# Dancers in the Dark



## Hooligan Dan (Dec 27, 2010)

The other night I had to go shoot an assignment in a small ballet studio. I was there to photograph one girl in particular that the reporter did a QNA with. She showed up late and I wasn't going to miss an opportunity to shoot one of the things I love shooting the most-performing arts. 

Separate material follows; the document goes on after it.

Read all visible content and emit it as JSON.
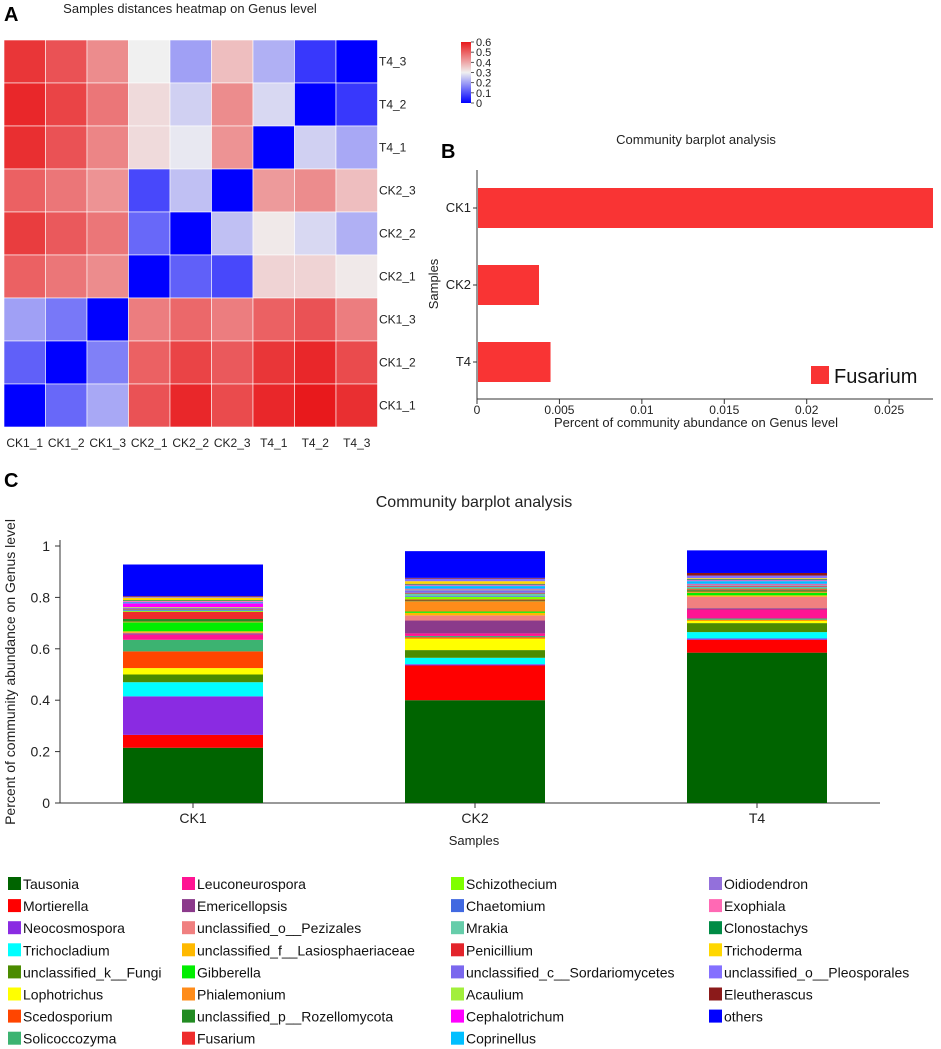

Here's what I came back with. For the most part I used my 50mm 1.4G because I still haven't upgraded my DX 17-55 with the FX 17-35. It was pretty difficult to get some of the shots because I was up against the wall and couldn't get far enough away, but I'm happy with the results.

1







2






3






4






5






6






7






8






9






10






11






12






13






14





This last one is my favorite but I already know a lot of you will hate it. I was lying on my belly getting shots of feet as the ballerinas crouched and rose(forgive me for not knowing the proper term). I zoomed out  and got in a crouch as they stood up again and the girl in front rose out of frame. She's been decapitated but I don't think it takes away from the photo at all.  


15






That's all. Thanks for looking, folks. Let me know what you think.


----------



## Derrel (Dec 27, 2010)

These look fundamentally sound. You obviously know your way around a camera.


----------



## Frequency (Dec 27, 2010)

Some photos are excellent; others are very good

Regards


----------



## mwcfarms (Dec 27, 2010)

Very nice set. Thanks for sharing.


----------



## Rekd (Dec 27, 2010)

Generally a great set. A couple with the limbs in the foreground don't do it for me, neither does the last one. 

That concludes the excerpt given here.